Mulier Hebraea peperit filium, quem…

La versione termina con:

…idest “servatum ab aquis”

Traduzione

Una donna ebrea diede alla luce un figlio, che volle salvare, poiché vide (che era) bello.

Perciò lo nascose per tre mesi, ma, non potendo celarlo più a lungo, prese una cesta di vimini, che spalmò di bitume e di pece.

Poi pose all’interno il bambinello e lo espose1 tra le canne della riva del fiume.

Insieme a lei c’era (letteralmente aveva con sé come compagna) la sorella del bambino, che stava lontano per controllare la riuscita dell’impresa.

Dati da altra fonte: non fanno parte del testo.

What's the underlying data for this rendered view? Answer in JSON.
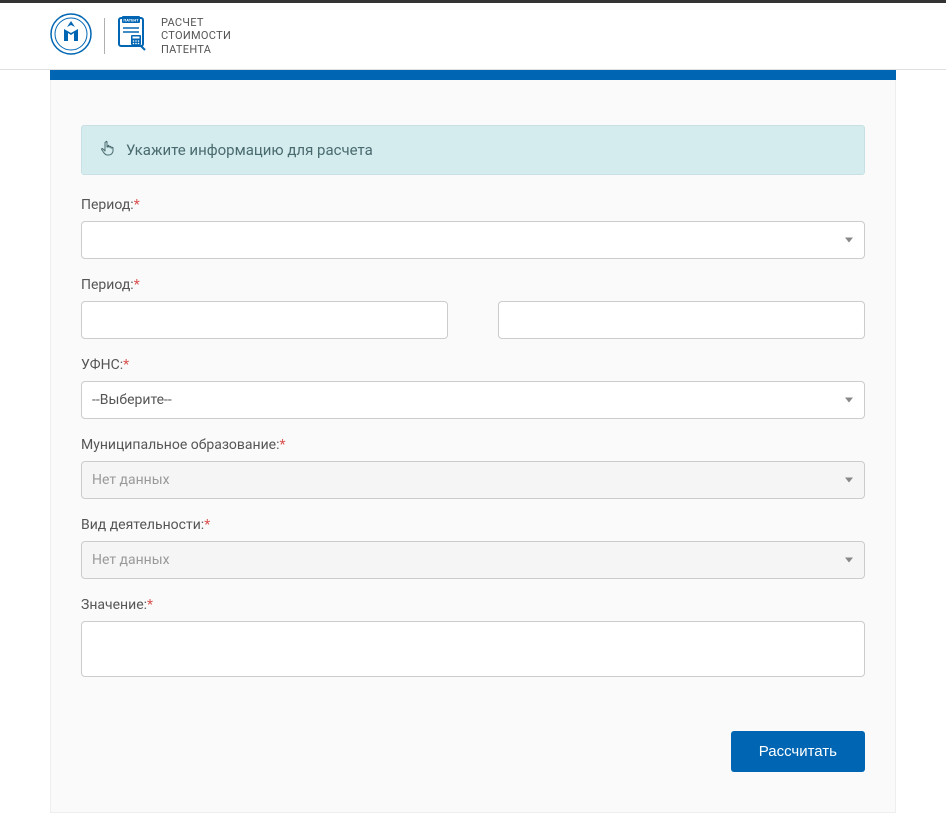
{
  "header": {
    "title_line1": "РАСЧЕТ",
    "title_line2": "СТОИМОСТИ",
    "title_line3": "ПАТЕНТА"
  },
  "banner": {
    "text": "Укажите информацию для расчета"
  },
  "form": {
    "period1": {
      "label": "Период:",
      "value": ""
    },
    "period2": {
      "label": "Период:",
      "value1": "",
      "value2": ""
    },
    "ufns": {
      "label": "УФНС:",
      "value": "--Выберите--"
    },
    "municipality": {
      "label": "Муниципальное образование:",
      "value": "Нет данных"
    },
    "activity": {
      "label": "Вид деятельности:",
      "value": "Нет данных"
    },
    "val": {
      "label": "Значение:",
      "value": ""
    }
  },
  "buttons": {
    "calculate": "Рассчитать"
  }
}
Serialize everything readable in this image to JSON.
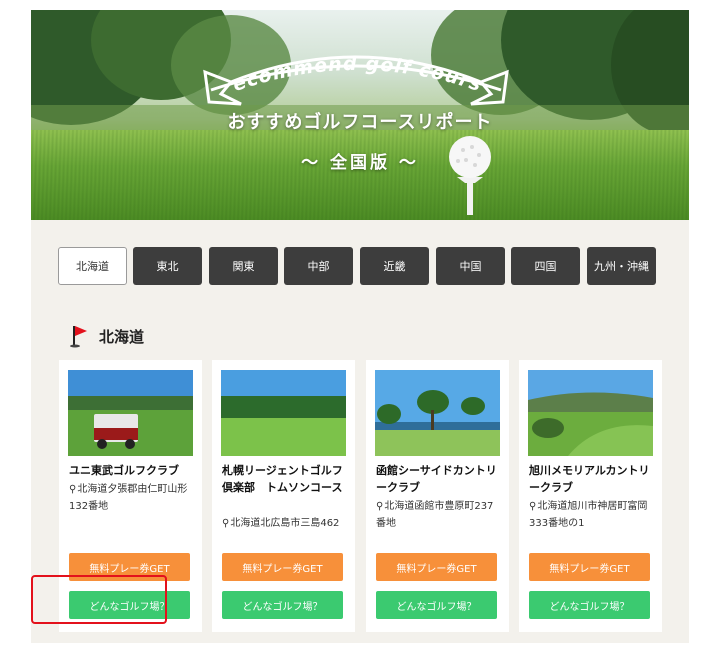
{
  "hero": {
    "banner_text": "Recommend golf course",
    "title": "おすすめゴルフコースリポート",
    "subtitle": "～ 全国版 ～"
  },
  "tabs": [
    {
      "label": "北海道",
      "active": true
    },
    {
      "label": "東北",
      "active": false
    },
    {
      "label": "関東",
      "active": false
    },
    {
      "label": "中部",
      "active": false
    },
    {
      "label": "近畿",
      "active": false
    },
    {
      "label": "中国",
      "active": false
    },
    {
      "label": "四国",
      "active": false
    },
    {
      "label": "九州・沖縄",
      "active": false
    }
  ],
  "section": {
    "title": "北海道",
    "icon": "red-flag-icon"
  },
  "cards": [
    {
      "name": "ユニ東武ゴルフクラブ",
      "address": "北海道夕張郡由仁町山形132番地",
      "free_play_label": "無料プレー券GET",
      "details_label": "どんなゴルフ場？"
    },
    {
      "name": "札幌リージェントゴルフ倶楽部　トムソンコース",
      "address": "北海道北広島市三島462",
      "free_play_label": "無料プレー券GET",
      "details_label": "どんなゴルフ場？"
    },
    {
      "name": "函館シーサイドカントリークラブ",
      "address": "北海道函館市豊原町237番地",
      "free_play_label": "無料プレー券GET",
      "details_label": "どんなゴルフ場？"
    },
    {
      "name": "旭川メモリアルカントリークラブ",
      "address": "北海道旭川市神居町富岡333番地の1",
      "free_play_label": "無料プレー券GET",
      "details_label": "どんなゴルフ場？"
    }
  ],
  "colors": {
    "tab_dark": "#3d3d3d",
    "button_orange": "#f7903a",
    "button_green": "#3bca70",
    "highlight_red": "#e3111c"
  }
}
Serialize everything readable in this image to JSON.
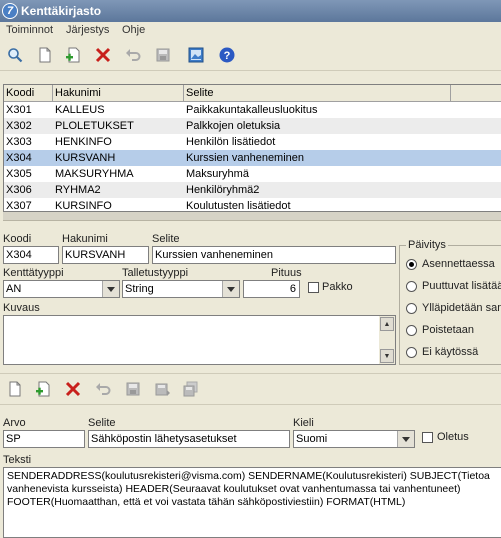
{
  "window": {
    "title": "Kenttäkirjasto"
  },
  "menu": [
    "Toiminnot",
    "Järjestys",
    "Ohje"
  ],
  "grid": {
    "columns": [
      "Koodi",
      "Hakunimi",
      "Selite"
    ],
    "rows": [
      {
        "code": "X301",
        "name": "KALLEUS",
        "desc": "Paikkakuntakalleusluokitus"
      },
      {
        "code": "X302",
        "name": "PLOLETUKSET",
        "desc": "Palkkojen oletuksia"
      },
      {
        "code": "X303",
        "name": "HENKINFO",
        "desc": "Henkilön lisätiedot"
      },
      {
        "code": "X304",
        "name": "KURSVANH",
        "desc": "Kurssien vanheneminen"
      },
      {
        "code": "X305",
        "name": "MAKSURYHMA",
        "desc": "Maksuryhmä"
      },
      {
        "code": "X306",
        "name": "RYHMA2",
        "desc": "Henkilöryhmä2"
      },
      {
        "code": "X307",
        "name": "KURSINFO",
        "desc": "Koulutusten lisätiedot"
      }
    ],
    "selected_index": 3
  },
  "form": {
    "code_label": "Koodi",
    "code_value": "X304",
    "name_label": "Hakunimi",
    "name_value": "KURSVANH",
    "desc_label": "Selite",
    "desc_value": "Kurssien vanheneminen",
    "fieldtype_label": "Kenttätyyppi",
    "fieldtype_value": "AN",
    "storetype_label": "Talletustyyppi",
    "storetype_value": "String",
    "length_label": "Pituus",
    "length_value": "6",
    "required_label": "Pakko",
    "description_label": "Kuvaus"
  },
  "update_group": {
    "title": "Päivitys",
    "options": [
      "Asennettaessa",
      "Puuttuvat lisätää",
      "Ylläpidetään sam",
      "Poistetaan",
      "Ei käytössä"
    ],
    "selected_index": 0
  },
  "value_form": {
    "value_label": "Arvo",
    "value_value": "SP",
    "desc_label": "Selite",
    "desc_value": "Sähköpostin lähetysasetukset",
    "lang_label": "Kieli",
    "lang_value": "Suomi",
    "default_label": "Oletus",
    "text_label": "Teksti",
    "text_value": "SENDERADDRESS(koulutusrekisteri@visma.com) SENDERNAME(Koulutusrekisteri) SUBJECT(Tietoa vanhenevista kursseista) HEADER(Seuraavat koulutukset ovat vanhentumassa tai vanhentuneet) FOOTER(Huomaatthan, että et voi vastata tähän sähköpostiviestiin) FORMAT(HTML)"
  }
}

Successivamente la figlia del faraone giunse al fiume per lavare il corpo.

Vide la cesta che era attaccata alle canne e mandò lì una delle proprie serve.

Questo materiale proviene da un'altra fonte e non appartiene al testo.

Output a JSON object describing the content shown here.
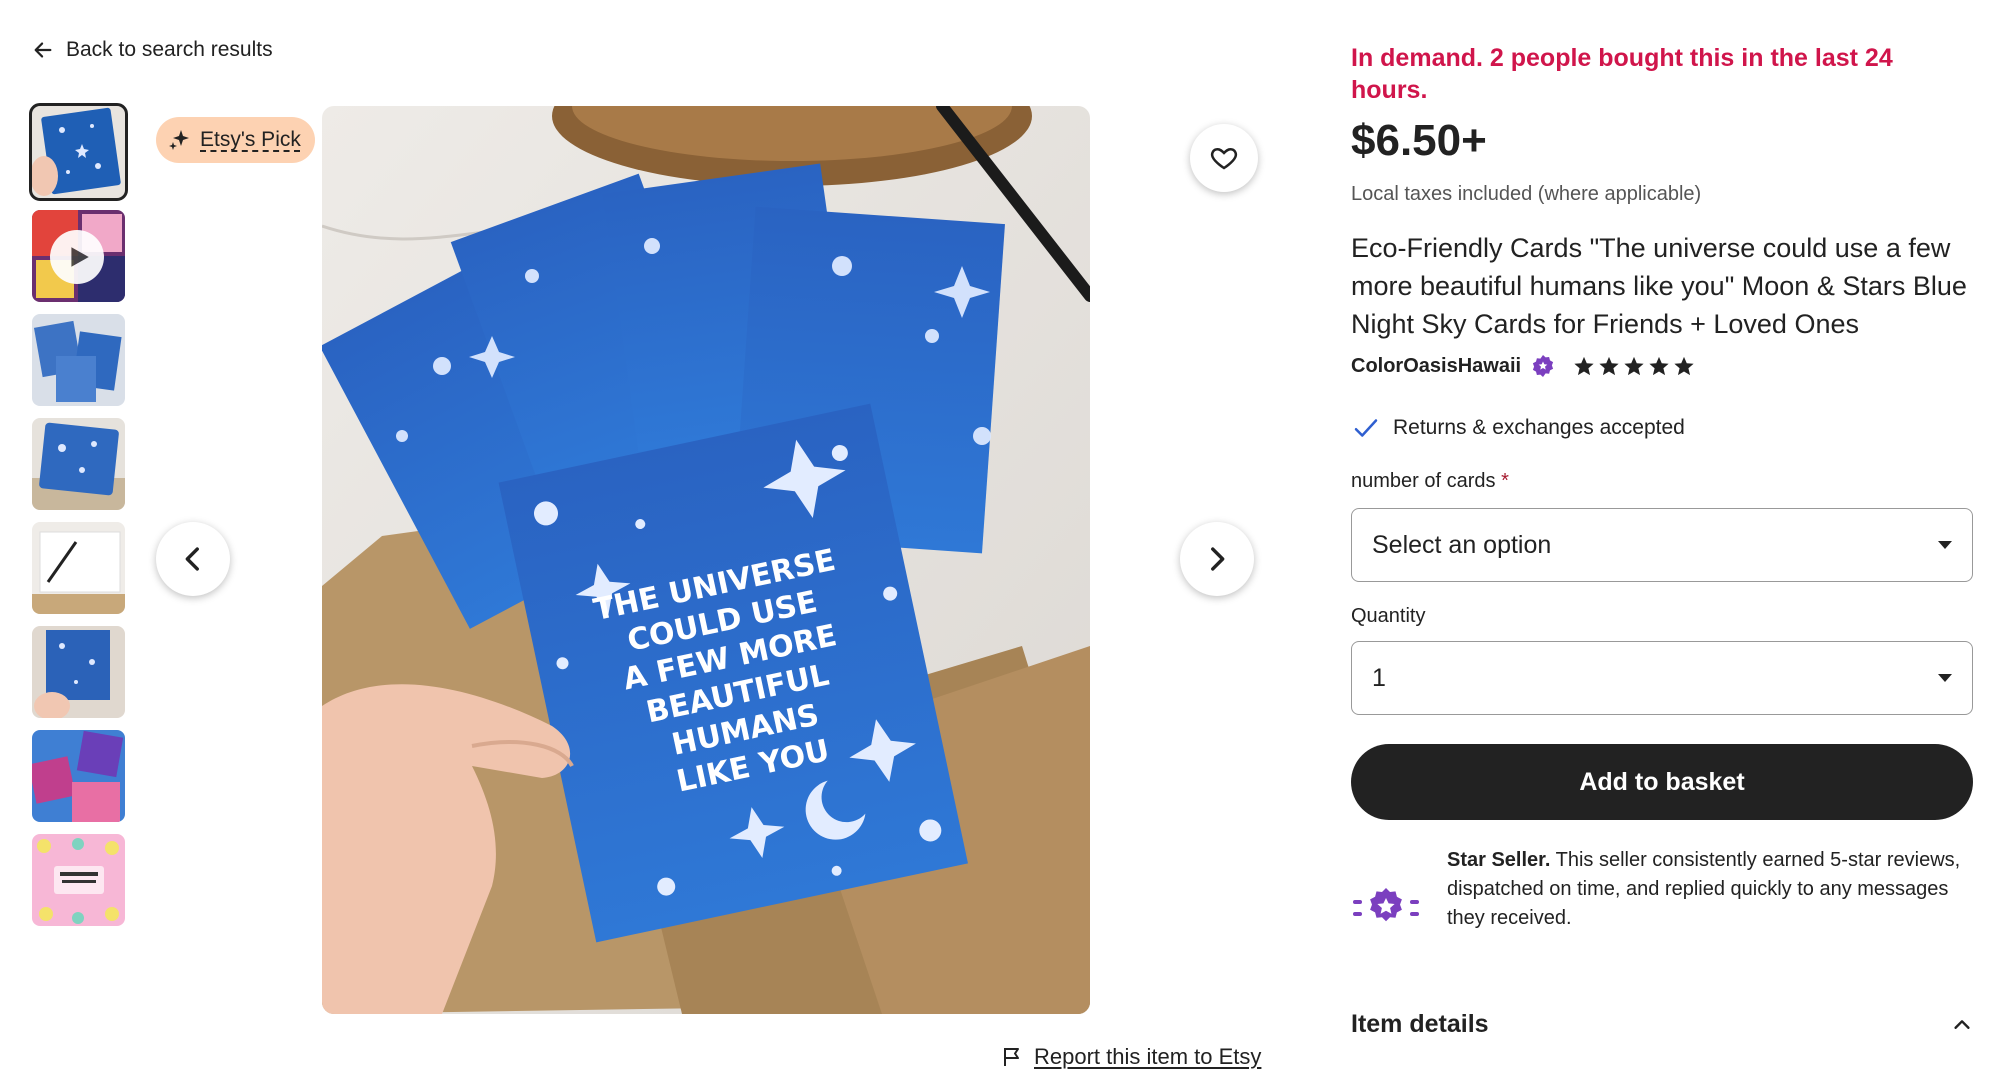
{
  "nav": {
    "back_label": "Back to search results"
  },
  "gallery": {
    "badge_label": "Etsy's Pick",
    "thumbnails": [
      {
        "kind": "image",
        "colors": [
          "#1f5fb5",
          "#e8e4df"
        ]
      },
      {
        "kind": "video",
        "colors": [
          "#6b2f6f",
          "#e2443c"
        ]
      },
      {
        "kind": "image",
        "colors": [
          "#3d73c4",
          "#d9dfe8"
        ]
      },
      {
        "kind": "image",
        "colors": [
          "#2f69bf",
          "#c8b79c"
        ]
      },
      {
        "kind": "image",
        "colors": [
          "#efece8",
          "#222222"
        ]
      },
      {
        "kind": "image",
        "colors": [
          "#2b62b8",
          "#e0d8cf"
        ]
      },
      {
        "kind": "image",
        "colors": [
          "#3f7fd3",
          "#c03f8d"
        ]
      },
      {
        "kind": "image",
        "colors": [
          "#f7b7d6",
          "#f4e26a"
        ]
      }
    ],
    "card_text": [
      "THE UNIVERSE",
      "COULD USE",
      "A FEW MORE",
      "BEAUTIFUL",
      "HUMANS",
      "LIKE YOU"
    ]
  },
  "report_label": "Report this item to Etsy",
  "listing": {
    "demand_text": "In demand. 2 people bought this in the last 24 hours.",
    "price": "$6.50+",
    "tax_note": "Local taxes included (where applicable)",
    "title": "Eco-Friendly Cards \"The universe could use a few more beautiful humans like you\" Moon & Stars Blue Night Sky Cards for Friends + Loved Ones",
    "shop_name": "ColorOasisHawaii",
    "rating_stars": 5,
    "returns_text": "Returns & exchanges accepted",
    "option_label": "number of cards",
    "option_required_mark": "*",
    "option_value": "Select an option",
    "quantity_label": "Quantity",
    "quantity_value": "1",
    "add_button": "Add to basket",
    "star_seller_title": "Star Seller.",
    "star_seller_text": "This seller consistently earned 5-star reviews, dispatched on time, and replied quickly to any messages they received.",
    "item_details_label": "Item details"
  },
  "colors": {
    "demand": "#d0154b",
    "button_bg": "#222222",
    "badge_bg": "#fdd2b2",
    "star_seller_purple": "#7b3fbf",
    "check_blue": "#2f5fd0"
  }
}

Dopo che ebbe aperto la cesta ed ebbe visto il bambino che vagiva, ebbe pietà di quello.

“Questo” disse “è uno degli infanti degli Ebrei”.

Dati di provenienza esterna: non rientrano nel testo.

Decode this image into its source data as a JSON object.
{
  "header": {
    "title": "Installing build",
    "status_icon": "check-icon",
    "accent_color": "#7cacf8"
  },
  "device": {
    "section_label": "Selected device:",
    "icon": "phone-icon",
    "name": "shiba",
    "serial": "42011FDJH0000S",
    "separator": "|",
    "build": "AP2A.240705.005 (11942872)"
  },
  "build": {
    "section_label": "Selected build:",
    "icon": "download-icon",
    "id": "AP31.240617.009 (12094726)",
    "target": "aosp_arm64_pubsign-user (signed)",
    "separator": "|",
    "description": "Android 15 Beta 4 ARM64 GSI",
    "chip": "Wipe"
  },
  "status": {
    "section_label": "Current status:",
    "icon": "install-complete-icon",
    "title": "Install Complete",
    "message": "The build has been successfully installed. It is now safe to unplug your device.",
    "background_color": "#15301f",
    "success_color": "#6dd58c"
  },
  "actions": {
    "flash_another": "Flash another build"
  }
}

Allora la sorella del bambino, avvicinandosi, disse: “Vuoi che chiami una donna ebrea, affinché nutra il piccolino?”.

E chiamò la madre.

La figlia del faraone le diede il bambino, affinché lo nutrisse, e (le) promise un compenso.

E così la madre nutrì il bambino e lo restituì cresciuto alla figlia del faraone, che lo adottò e lo chiamò Mosè, cioè “salvate dalle acque”.

1 Nell’antichità esporre un neonato significava abbandonarlo.